14
votes

I am trying to setup a simple application using spring integration. The goal is to simply use a file inbound channel adapter to monitor a directory for new files and process files as they are added. For simplicity the processing the files at the moment is simply logging some output (name of file being processed). I do however want to process files in a multithreaded fashion. So lets say 10 files are picked up and should be processed in parallel and once these are completed only then we move on to the next 10 files.

For that I tried two different approaches and both seem to work similarly and I wanted to understand the differences between using poller or dispatcher for something like this.

Approach #1 - Using poller

<int-file:inbound-channel-adapter id="filesIn" directory="in">
        <int:poller fixed-rate="1" task-executor="executor" />
</int-file:inbound-channel-adapter>

<int:service-activator ref="moveToStage" method="move" input-channel="filesIn" />

<task:executor id="executor" pool-size="5" queue-capacity="0" rejection-policy="DISCARD" />

So here the idea as I understand is that we are constantly polling the directory and as soon as a file is received its sent to filesIn channel until the pool limit is reached. Then until the pool is occupied no additional files are sent even though im assuming the polling still continues in the background. This seems to work but I am not sure if using the max messages per poll can be helpful here to decrease the polling frequency. By setting the max messages per poll close to pool size.

Approach #2 - Using dispatcher

<int-file:inbound-channel-adapter id="filesIn" directory="in">
    <int:poller fixed-rate="5000" max-messages-per-poll="3" />
</int-file:inbound-channel-adapter>

<int:bridge input-channel="filesIn" output-channel="filesReady" />

<int:channel id="filesReady">
    <int:dispatcher task-executor="executor"/>
</int:channel>

<int:service-activator ref="moveToStage" method="move" input-channel="filesInReady" />

<task:executor id="executor" pool-size="5" queue-capacity="0" rejection-policy="CALLER_RUNS" />

okay so here the poller is not using the executor so I am assuming its polling in a sequential fashion. Every poll 3 files should be picked up and then sent to filesReady channel which then uses the dispatcher to pass the files on to the service activator and because it uses the executor for dispatcher it immediately returns control and allows the filesIn channel to send more files.

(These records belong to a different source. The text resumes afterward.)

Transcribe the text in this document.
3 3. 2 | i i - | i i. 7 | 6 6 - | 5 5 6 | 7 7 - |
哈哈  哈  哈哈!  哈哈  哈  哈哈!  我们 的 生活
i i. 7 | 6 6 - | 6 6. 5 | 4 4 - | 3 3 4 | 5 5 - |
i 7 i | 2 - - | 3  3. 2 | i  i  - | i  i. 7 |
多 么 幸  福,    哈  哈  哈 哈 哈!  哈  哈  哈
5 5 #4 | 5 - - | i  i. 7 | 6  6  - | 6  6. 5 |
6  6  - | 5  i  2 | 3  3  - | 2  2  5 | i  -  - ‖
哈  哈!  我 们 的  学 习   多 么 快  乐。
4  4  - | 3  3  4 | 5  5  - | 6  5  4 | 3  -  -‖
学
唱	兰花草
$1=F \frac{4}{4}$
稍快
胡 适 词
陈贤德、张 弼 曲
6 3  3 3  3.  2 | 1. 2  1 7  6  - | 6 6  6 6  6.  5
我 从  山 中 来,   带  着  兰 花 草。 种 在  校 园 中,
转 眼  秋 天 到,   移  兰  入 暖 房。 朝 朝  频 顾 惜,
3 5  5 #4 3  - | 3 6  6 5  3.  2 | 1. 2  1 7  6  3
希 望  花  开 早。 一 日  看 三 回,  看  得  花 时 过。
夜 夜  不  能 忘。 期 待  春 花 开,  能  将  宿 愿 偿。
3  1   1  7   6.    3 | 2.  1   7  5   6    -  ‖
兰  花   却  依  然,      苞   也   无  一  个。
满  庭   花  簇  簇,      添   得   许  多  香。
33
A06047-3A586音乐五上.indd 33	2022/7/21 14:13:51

I guess my question is am I understanding both approaches correctly and if one is better than other.

Thanks

1

1 Answers

8
votes

Yes, your understanding is correct.

Generally, I would say that polling every millisecond (and discarding the poll when the queue is full) is a waste of resources (CPU and I/O).

Also, increasing the max messages per poll in the first case won't help because the poll is done on the executor thread (the scheduler hands off the poll to the executor and that thread will handle the mmpp).

In the second case, since the scheduler thread hands off during the poll (rather than before it), the mmpp will work as expected.

So, in general, your second implementation is best (as long as you can live with an average 2.5 second delay when a new file(s) arrives).